Chances are if it’s got gills, you can catch it in and around the Ford Plantation, 18 miles south of Savannah. “We’ve got it all—it just depends on what you want to catch and what time of year,” says Mike Womble, director of outdoor pursuits at the 1,800-acre private club. “We’ve got anything from blue water, green water, clear water, backwater and black water.”
That means largemouth bass, catfish, stripers, bluegills, sunfish and shell-crackers —and even the occasional flounder—in the 220-acre brackish water of Lake Clara during winter. And these fish punch well above their weight—for good reason.

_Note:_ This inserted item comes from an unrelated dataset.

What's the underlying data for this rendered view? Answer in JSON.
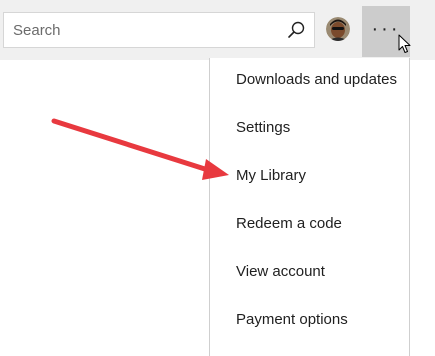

The shallow lake where they live was dug out in the mid-18th century as part of a rice plantation, with four of its original flood gates linked to the Ogeechee River; the gates have been updated with pneumatic wrenches. “We open those gates to allow cooler river water in as a fish-saving apparatus in summer, but also to control salinity,” he says. “So the fish around the gates are used to fighting that current—and when the gates open, it’s like ringing the dinner bell for them.”
That means that once an angler hooks up with a two-pound largemouth, it’s as scrappy as a four-pounder. “They’re strong—people think it’s easy, but no—they fight like crazy,” he says. “About 10 to 20 percent of the water has most of the fish, and it’s an ambush thing —they work against that current, but also just on the edge, waiting for the food to come by.”